Insights into LLM-Based Conversational Search: A Study of Tetun-Speaking Users’ Search Behavior

Published in International ACM SIGIR Conference on Innovative Concepts and Theories in Information Retrieval (ICTIR), 18 July 2025, Padova, Italy, 2025

Advancements in large language model (LLM)-based conversational assistants have transformed search experiences into more natural and context-aware dialogues that resemble human conversation. However, limited access to interaction log data hinders a deeper understanding of their real-world usage. To address this gap, we analyzed 16,952 prompt logs from 904 unique users of Labadain Chat, an LLM-based conversational assistant designed for Tetun speakers, to uncover patterns in user search behavior, engagement, and intent.

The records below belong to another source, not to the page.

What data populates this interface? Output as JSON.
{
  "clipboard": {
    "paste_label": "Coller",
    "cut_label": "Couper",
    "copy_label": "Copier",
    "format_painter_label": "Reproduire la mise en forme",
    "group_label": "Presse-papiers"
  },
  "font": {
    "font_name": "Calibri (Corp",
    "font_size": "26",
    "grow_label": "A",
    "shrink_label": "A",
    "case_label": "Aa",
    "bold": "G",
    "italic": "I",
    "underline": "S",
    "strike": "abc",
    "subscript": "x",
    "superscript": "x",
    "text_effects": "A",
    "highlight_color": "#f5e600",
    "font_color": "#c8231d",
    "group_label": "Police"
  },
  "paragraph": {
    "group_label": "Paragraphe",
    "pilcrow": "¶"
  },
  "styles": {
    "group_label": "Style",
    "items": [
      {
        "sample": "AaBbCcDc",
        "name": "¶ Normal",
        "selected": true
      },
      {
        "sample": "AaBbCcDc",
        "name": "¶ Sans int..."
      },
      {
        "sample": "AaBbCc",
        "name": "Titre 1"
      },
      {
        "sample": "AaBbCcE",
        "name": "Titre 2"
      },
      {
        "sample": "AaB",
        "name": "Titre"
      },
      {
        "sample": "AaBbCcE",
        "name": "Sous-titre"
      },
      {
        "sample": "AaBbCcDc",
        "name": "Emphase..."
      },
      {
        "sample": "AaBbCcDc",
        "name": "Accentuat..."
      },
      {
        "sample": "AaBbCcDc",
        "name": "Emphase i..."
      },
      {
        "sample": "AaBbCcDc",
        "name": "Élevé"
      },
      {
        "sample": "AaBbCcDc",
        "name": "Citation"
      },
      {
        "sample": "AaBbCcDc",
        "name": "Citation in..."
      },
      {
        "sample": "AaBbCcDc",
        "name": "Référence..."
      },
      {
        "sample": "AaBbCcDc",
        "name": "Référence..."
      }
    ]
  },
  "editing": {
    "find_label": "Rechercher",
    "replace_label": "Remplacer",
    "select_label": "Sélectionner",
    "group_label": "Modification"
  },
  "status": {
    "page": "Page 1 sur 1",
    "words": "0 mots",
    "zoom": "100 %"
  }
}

Our findings show that most users (29.87%) spent between one and five minutes per session, with an average of 43 unique daily users. The majority (93.97%) submitted multiple prompts per session, with an average session duration of 16.9 minutes. Most users (95.22%) were based in Timor-Leste, with education and science (28.75%) and health (28.00%) being the most searched topics.

We compared our findings with a study on Google Bard logs in English, revealing similar search characteristics—including engagement duration, command-based instructions, and requests for specific assistance. Furthermore, a comparison with two conventional search engines suggests that LLM-based conversational systems have influenced user search behavior on traditional platforms, reflecting a broader trend toward command-driven queries. These insights contribute to a deeper understanding of how user search behavior evolves, particularly within low-resource language communities. To support future research, we publicly release LabadainLog-17k+, a dataset of over 17,000 real-world user search logs in Tetun, offering a unique resource for investigating conversational search in this language.

Keywords: Prompt log analysis, Tetun, Low-resource languages, Conversational search, Large language models, Dataset.